The court awarded $200,000 for actual monetary losses, front pay of $353,901.85 and liquidated damages in the amount of $200,000. Approximately one month after the judgment was entered, the defendants filed a motion to strike the plaintiff’s request for attorneys’ fees and costs. The motion to strike was denied and attorneys’ fees in the amount of $233,109.75 and costs in the amount of $21,329.36 were awarded.
In Hurley vs. Kent of Naples, Inc. et. al., the plaintiff alleged that the defendants failed to comply with the FMLA. According to the complaint, plaintiff Patrick Hurley was employed as president by the defendants from approximately June 2001 until his termination on May 1, 2008. Mr. Hurley alleged that, in or about 2005, he was diagnosed with depression and related mental health symptoms. He claimed that he was prescribed various medications and sought treatment with a therapist on multiple occasions. Both the doctor who provided his diagnosis and his therapist advised that he should take medical leave to recover from his medical condition, according to the complaint.
Mr. Hurley alleged that, in early 2008, his medical condition deteriorated to such a point that he was required to take leave from work. According to the complaint, the plaintiff requested leave from the defendants’ principal and decision maker, Gil Neuman, who denied his request.
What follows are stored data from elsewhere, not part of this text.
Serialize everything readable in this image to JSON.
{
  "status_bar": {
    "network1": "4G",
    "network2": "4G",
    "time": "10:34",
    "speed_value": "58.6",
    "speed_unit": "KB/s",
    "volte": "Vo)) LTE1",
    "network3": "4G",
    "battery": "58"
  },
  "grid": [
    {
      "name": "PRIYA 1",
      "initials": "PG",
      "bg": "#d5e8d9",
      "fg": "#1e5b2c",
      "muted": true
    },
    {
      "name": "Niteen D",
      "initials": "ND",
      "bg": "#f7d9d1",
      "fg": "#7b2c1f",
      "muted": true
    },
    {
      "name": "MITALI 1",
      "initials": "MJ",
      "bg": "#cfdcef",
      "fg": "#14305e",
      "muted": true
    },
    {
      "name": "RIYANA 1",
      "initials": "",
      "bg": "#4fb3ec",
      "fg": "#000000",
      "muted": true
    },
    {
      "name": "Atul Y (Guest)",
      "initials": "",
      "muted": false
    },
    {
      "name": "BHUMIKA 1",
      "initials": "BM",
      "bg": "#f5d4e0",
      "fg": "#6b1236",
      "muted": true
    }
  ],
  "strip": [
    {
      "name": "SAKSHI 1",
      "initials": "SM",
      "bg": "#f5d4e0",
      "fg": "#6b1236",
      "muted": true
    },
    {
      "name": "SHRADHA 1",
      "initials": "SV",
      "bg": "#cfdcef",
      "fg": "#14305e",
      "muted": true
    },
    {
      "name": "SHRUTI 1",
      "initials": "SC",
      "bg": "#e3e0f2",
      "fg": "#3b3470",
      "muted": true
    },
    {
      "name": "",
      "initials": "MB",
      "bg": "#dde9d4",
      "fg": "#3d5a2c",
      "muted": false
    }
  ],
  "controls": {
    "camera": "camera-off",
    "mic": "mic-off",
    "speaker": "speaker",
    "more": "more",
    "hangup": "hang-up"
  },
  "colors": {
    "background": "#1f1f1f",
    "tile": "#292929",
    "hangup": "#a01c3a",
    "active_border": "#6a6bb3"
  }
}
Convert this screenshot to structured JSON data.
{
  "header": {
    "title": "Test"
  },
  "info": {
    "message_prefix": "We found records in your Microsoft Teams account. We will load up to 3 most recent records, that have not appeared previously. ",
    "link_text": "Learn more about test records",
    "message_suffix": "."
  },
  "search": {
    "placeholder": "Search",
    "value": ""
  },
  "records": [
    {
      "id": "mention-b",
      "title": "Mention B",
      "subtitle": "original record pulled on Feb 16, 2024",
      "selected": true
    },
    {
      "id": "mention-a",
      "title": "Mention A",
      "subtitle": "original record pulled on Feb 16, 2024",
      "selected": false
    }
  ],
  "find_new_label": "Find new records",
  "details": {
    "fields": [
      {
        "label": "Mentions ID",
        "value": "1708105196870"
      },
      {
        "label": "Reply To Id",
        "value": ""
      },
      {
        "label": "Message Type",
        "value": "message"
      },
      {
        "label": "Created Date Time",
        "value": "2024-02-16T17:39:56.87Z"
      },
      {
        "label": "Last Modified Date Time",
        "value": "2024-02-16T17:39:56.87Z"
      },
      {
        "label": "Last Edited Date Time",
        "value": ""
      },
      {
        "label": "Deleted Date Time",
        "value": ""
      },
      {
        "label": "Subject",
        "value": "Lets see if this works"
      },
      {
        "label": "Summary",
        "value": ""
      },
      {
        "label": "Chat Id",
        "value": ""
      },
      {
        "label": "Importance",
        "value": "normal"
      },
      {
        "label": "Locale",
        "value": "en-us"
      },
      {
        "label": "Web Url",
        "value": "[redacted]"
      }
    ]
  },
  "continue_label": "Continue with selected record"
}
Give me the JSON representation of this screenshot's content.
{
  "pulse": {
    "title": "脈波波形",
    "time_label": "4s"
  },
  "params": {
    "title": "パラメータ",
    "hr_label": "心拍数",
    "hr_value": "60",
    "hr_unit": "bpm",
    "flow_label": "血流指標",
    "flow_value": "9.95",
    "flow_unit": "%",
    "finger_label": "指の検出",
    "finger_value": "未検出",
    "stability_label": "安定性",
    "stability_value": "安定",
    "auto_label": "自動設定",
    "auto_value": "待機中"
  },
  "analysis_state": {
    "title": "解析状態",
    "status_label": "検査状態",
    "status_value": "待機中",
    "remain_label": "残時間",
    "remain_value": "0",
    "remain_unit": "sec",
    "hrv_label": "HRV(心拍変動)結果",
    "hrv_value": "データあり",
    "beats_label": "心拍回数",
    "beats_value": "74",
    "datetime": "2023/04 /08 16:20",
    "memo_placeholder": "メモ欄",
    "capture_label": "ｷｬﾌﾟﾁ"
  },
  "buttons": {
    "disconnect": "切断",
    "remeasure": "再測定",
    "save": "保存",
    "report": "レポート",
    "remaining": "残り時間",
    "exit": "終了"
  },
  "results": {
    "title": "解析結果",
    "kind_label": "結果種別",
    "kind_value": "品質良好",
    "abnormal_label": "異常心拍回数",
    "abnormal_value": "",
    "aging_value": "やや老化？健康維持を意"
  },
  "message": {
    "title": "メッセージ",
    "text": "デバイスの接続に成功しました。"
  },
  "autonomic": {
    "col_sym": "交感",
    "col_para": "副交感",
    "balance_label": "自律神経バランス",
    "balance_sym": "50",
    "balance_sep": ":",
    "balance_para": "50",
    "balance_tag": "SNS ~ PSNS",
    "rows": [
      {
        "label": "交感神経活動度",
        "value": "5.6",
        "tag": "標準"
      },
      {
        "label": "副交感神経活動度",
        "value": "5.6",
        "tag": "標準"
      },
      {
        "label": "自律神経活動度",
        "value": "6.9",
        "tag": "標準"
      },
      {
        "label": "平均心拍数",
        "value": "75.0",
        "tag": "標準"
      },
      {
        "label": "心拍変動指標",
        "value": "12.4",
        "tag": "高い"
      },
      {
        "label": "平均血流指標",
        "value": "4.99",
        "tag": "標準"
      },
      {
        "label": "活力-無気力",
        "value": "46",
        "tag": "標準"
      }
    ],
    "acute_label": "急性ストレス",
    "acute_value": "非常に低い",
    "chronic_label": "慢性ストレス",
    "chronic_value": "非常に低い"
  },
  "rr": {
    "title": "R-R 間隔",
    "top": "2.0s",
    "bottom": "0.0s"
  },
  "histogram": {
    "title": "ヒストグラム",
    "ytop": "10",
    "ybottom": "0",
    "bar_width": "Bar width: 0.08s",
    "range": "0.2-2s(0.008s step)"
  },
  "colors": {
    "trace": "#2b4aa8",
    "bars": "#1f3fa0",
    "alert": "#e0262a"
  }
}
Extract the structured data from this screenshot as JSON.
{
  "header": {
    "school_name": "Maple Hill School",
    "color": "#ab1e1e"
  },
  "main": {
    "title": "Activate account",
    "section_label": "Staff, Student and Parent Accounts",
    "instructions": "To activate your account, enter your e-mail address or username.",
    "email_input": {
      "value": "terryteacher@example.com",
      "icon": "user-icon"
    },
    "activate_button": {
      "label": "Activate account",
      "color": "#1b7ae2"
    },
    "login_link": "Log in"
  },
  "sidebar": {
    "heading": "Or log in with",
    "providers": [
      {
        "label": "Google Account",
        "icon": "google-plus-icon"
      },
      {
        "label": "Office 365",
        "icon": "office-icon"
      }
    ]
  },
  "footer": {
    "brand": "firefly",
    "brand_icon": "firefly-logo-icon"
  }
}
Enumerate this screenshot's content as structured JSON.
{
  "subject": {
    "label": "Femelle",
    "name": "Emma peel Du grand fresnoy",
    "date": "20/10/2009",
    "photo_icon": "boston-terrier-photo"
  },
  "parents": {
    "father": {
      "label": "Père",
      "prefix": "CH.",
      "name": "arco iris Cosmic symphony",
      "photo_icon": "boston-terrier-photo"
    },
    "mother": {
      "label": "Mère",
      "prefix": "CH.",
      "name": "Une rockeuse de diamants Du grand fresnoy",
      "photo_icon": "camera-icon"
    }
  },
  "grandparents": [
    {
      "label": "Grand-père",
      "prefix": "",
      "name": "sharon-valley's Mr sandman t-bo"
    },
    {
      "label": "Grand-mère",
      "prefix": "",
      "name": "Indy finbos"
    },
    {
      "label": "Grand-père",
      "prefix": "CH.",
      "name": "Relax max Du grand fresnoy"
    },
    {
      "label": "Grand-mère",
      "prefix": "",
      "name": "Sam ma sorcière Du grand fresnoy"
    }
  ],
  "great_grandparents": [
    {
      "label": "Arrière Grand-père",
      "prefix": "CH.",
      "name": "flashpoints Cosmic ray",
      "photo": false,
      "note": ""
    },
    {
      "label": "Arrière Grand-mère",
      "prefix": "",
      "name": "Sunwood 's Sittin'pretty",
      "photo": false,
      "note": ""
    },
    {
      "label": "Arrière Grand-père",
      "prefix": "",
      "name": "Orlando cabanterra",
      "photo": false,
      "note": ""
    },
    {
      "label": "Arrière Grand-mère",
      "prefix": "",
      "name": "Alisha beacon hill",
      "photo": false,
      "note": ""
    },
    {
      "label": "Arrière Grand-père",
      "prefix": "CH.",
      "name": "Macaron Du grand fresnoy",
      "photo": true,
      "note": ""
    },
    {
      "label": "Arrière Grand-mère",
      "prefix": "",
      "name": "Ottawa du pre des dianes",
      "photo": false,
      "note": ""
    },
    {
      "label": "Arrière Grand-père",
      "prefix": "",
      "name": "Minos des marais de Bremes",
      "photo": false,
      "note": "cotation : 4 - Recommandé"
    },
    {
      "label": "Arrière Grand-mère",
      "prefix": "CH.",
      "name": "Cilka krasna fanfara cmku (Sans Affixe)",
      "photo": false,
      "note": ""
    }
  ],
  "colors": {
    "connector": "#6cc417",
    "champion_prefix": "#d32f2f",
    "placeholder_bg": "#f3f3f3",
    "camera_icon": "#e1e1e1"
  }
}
Mr. Hurley responded with an e-mail to Mr. Neuman advising that the requested leave was medically necessary and related to his diagnosed medical condition, the complaint alleges. Mr. Hurley claimed that the next day, he received a call from Mr. Neuman, who purported to terminate him verbally, notwithstanding the mandatory 30-day written notice provision included in Mr. Hurley’s contract. According to the complaint, the plaintiff remained employed by the defendants following this phone call, considering as he was not provided with the appropriate 30-day written notice. Mr. Hurley claimed that he therefore submitted a formal request for FMLA leave. Rather than approve the request for Mr. Hurley’s leave, as was his right, Mr. Neuman terminated him, according to the complaint.
The attorneys at Morgan & Morgan are proud to have secured a judgment for their client and are extending a free case review to any employee who believes their FMLA rights have been violated. For more information, please visit http://www.USOvertimeLawyers.com or http://www.ForThePeople.com today.
About Morgan and Morgan
The employment law division at Morgan and Morgan is dedicated to protecting the rights afforded to employees under state and federal labor laws. They handle wage and hour cases through New York and the United States, as well as claims involving minimum wage violations, sexual harassment and workplace discrimination. If you suspect your employment rights have been violated, visit USOvertimeLawyers.com or ForThePeople.com today for a free case evaluation and information on your legal rights.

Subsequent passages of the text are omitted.